Schiff was unmoved and stopped subsequent attempts to ask Vindman the same question. The whistleblower is entitled to remain anonymous, the chairman said.
Rep. Jim Jordan, R-Ohio, said the exchanges exposed that Schiff must know who the person is — as, Jordan suggested, must others — despite their denials.
"The witness has testified in his deposition that he doesn't know who the whistleblower is," Jordan said. "You have said, even though no one believes you, you don't know who the whistleblower is. So how is this outing the whistleblower to find out who this individual is?"
Translation: Schiff and Vindman must know, per Jordan, in order to know not to answer the question.
4. Members tussled over the facts and alleged crimes
Few of the underlying facts in the Ukraine affair are in dispute, including by the White House or its supporters.
And Rep. Elise Stefanik, R-N.Y. restated on Tuesday that for all "the hysteria and frenzied media coverage," the frozen aid for Ukraine was ultimately released and no political investigations ultimately were undertaken.
Even so, said Rep. John Ratcliffe, R-Texas, Democrats keep changing their allegations against Trump.
What began as an investigation into an ostensible "quid-pro-quo" has changed into one over alleged "bribery," he said, citing press reports that polls showed that phrase tested better with voters.
"It's bad enough that the Democrats have forbidden White House lawyers from participating in this proceeding," Ratcliffe said. "It's hard enough to defend yourself without your lawyers present. But what's even worse is trying to defend yourself against an accusation that keeps changing in the middle of the proceeding."
Chairman: We determine the charges
Schiff used an opening later in the hearing to respond.
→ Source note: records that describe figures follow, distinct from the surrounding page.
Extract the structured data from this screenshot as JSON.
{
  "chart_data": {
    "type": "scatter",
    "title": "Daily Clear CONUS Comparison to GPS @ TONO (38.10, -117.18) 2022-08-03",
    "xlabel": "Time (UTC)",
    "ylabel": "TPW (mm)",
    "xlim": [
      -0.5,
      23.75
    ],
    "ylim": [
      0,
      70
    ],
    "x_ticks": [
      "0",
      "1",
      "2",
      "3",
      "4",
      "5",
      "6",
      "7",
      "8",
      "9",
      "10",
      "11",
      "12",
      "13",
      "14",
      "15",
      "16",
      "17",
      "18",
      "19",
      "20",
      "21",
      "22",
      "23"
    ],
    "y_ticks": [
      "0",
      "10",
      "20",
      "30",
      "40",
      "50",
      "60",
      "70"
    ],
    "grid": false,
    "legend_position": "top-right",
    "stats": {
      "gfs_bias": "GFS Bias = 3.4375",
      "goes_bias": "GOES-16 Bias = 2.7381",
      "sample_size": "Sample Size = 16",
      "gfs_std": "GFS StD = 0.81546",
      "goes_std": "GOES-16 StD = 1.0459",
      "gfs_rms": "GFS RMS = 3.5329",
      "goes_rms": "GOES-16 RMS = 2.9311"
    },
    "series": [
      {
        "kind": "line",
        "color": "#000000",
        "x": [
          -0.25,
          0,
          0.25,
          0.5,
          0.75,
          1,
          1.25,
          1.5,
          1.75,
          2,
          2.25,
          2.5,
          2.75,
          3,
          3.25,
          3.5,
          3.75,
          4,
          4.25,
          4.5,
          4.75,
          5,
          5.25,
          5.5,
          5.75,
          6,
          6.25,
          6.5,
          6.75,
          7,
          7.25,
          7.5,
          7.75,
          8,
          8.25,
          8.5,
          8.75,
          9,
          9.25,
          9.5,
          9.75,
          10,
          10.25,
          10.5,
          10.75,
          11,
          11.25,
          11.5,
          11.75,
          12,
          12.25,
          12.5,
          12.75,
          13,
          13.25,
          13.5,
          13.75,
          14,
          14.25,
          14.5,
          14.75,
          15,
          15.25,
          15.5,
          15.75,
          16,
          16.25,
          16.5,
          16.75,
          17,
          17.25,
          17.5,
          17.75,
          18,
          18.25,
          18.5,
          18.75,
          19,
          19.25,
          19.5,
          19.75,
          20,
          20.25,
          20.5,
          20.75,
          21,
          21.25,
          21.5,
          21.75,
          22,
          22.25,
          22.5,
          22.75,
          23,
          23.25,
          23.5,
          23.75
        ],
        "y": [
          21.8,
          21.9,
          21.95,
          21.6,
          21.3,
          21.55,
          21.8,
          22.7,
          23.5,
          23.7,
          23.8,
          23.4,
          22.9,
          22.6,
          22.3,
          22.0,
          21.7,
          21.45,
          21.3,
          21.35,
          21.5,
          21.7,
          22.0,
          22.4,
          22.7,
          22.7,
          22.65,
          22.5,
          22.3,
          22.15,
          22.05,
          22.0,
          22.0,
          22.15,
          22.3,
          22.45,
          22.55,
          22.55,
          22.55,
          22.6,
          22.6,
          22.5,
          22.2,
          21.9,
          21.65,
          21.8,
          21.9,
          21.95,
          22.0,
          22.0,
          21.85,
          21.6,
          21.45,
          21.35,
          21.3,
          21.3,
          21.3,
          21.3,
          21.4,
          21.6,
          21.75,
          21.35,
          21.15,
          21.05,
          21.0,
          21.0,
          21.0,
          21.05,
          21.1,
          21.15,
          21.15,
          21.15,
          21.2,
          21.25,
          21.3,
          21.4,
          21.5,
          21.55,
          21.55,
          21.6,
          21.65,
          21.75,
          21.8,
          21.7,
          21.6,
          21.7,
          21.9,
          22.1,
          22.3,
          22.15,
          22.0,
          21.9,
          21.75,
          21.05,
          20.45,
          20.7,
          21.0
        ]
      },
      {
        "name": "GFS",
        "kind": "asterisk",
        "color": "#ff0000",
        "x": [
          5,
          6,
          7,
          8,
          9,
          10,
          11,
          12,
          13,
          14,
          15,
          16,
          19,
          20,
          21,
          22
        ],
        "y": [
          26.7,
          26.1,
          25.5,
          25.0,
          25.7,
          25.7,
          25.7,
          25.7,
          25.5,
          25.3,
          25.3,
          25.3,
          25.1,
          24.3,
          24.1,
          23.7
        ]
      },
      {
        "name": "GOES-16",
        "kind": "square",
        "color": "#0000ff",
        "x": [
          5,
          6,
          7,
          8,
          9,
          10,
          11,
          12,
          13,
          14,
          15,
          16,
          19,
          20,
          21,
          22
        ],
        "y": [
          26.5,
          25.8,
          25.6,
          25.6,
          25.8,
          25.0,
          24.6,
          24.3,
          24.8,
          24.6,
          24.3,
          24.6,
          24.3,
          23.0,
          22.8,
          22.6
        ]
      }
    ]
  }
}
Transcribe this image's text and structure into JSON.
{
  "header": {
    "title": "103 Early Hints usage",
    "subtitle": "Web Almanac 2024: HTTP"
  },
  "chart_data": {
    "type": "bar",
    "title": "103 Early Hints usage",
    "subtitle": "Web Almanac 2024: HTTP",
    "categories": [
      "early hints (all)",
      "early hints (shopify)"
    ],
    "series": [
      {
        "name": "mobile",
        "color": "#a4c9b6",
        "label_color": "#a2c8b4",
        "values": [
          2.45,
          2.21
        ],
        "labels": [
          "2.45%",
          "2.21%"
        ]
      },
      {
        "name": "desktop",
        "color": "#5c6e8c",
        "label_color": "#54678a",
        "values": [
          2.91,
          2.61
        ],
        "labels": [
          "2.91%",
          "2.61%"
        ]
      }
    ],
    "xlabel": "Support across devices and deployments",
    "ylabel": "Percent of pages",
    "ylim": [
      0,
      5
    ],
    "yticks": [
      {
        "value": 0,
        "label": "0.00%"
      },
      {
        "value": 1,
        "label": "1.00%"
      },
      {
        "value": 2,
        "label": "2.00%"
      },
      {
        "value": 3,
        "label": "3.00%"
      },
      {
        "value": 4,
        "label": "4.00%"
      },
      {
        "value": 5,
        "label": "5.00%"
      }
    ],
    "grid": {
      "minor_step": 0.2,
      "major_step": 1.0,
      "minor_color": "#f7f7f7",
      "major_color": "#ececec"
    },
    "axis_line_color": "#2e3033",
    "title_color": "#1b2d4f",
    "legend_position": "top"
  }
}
"Bribery does involve a quid pro quo," he said. "Bribery involves the conditioning of an official act for something of value."
Schiff said thing of "value" could include a meeting with Trump or the roughly $400 million in U.S. assistance for Ukraine the White House froze for a time this year. The reason for the paucity of the term "bribery" in witness testimony, he said, was that witnesses were there only to say what they know.
"It will be our job to decide whether the impeachable act of bribery has occurred," Schiff said.